By the Numbers: What Perth's Latest Council Budget Reveal About Our City's Future
As the City of Perth releases its mid-year financial review, the data tells a story of stretched resources, rising costs, and difficult choices ahead.
2 min read
As the City of Perth releases its mid-year financial review, the data tells a story of stretched resources, rising costs, and difficult choices ahead.
2 min read

Perth's local government faces a reckoning, and the numbers paint a sobering picture. The City of Perth's latest financial disclosure, tabled at Tuesday's council meeting, shows that operating costs have surged 12.7% across the 2025-26 financial year—outpacing both inflation and projected revenue growth by significant margins.

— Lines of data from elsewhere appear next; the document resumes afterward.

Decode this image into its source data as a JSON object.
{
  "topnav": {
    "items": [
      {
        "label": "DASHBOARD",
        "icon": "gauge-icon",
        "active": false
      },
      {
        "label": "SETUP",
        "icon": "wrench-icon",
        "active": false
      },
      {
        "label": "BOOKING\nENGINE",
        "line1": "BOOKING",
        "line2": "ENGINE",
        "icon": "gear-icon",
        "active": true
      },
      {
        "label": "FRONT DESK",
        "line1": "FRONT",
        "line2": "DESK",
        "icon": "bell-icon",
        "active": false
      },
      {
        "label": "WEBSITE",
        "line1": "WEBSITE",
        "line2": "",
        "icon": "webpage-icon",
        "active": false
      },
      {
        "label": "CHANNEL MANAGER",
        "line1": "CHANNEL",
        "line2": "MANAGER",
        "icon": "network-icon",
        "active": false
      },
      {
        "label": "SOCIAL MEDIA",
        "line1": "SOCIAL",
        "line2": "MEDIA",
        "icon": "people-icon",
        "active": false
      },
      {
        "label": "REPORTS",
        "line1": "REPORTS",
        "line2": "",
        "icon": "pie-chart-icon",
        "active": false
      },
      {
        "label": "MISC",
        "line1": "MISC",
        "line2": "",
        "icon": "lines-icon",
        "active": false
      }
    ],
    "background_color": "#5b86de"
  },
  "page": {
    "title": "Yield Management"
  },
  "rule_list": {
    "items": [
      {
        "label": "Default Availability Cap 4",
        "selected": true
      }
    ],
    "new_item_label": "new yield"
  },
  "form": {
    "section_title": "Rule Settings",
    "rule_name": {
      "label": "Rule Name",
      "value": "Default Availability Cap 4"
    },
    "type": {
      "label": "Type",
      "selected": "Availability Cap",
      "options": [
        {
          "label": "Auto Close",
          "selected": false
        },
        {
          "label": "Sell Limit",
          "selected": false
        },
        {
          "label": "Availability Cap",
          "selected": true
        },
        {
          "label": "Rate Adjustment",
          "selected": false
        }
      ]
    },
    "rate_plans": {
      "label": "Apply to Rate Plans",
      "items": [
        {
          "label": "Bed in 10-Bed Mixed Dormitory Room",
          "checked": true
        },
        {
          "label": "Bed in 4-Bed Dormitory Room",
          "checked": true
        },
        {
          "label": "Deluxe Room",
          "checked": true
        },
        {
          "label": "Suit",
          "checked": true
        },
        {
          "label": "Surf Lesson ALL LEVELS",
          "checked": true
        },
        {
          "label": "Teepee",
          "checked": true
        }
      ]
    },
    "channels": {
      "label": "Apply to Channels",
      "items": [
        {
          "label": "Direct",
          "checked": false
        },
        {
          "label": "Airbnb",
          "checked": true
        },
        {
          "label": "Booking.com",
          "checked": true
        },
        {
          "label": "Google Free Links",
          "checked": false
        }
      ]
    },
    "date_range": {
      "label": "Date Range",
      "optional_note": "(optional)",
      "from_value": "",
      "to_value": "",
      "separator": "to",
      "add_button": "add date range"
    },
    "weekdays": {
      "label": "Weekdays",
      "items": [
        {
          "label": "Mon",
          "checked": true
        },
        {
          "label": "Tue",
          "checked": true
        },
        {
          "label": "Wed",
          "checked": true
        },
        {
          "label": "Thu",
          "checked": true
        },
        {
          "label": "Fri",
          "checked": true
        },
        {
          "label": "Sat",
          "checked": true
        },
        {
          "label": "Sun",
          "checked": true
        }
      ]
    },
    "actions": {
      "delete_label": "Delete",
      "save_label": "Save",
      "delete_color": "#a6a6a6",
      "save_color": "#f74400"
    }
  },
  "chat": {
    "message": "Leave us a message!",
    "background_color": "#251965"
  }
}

The figures reveal the scale of the challenge. Maintenance backlogs on city streets have reached $47 million, with pothole repairs in suburbs like Mount Lawley and Subiaco consuming nearly $3.2 million alone. Meanwhile, the cost of operating the Perth Cultural Centre precinct—including the Art Gallery of Western Australia, State Theatre Centre, and Library—has climbed to $28.4 million annually, a 8.9% increase from last year.
Rates, unsurprisingly, are becoming a flashpoint. The average residential property in Perth's inner suburbs now faces a 6.1% rate increase for the coming year, translating to an additional $180 for a median-valued property in East Perth. Commercial properties in the CBD, already paying among Australia's highest city centre rates, will shoulder a 7.3% increase.
The data reveals where priorities lie—and where they've shifted. Investment in active transport infrastructure (bike lanes, pedestrian improvements) has doubled to $8.7 million, reflecting council's climate and liveability commitments. Yet spending on homelessness support has remained flat at $2.1 million, even as rough sleeping in the Northbridge and City Beach areas has increased 19% year-on-year according to latest street count data.
Staffing numbers tell another story. The council's workforce has grown by 47 full-time equivalent positions to 892 total staff, primarily in compliance, planning, and community services. Administrative overhead now consumes 31% of the general operating budget—a proportion several councillors flagged as unsustainable.
Perhaps most telling: the council's reserve fund, which stood at $84 million in 2021, has declined to $61 million. At the current burn rate, financial advisors suggest Perth has approximately 3.2 years of reserves remaining—a timeline that has prompted urgent discussions about asset sales and service consolidation.
These aren't abstract figures. They represent the choices facing a city of 2.3 million people trying to maintain services, upgrade ageing infrastructure, and respond to emerging needs—all while revenue growth stagnates. For ratepayers and residents, the numbers suggest Perth's financial squeeze is only beginning.
This article was compiled by AI from the sources linked above and screened before publishing. See our editorial standards.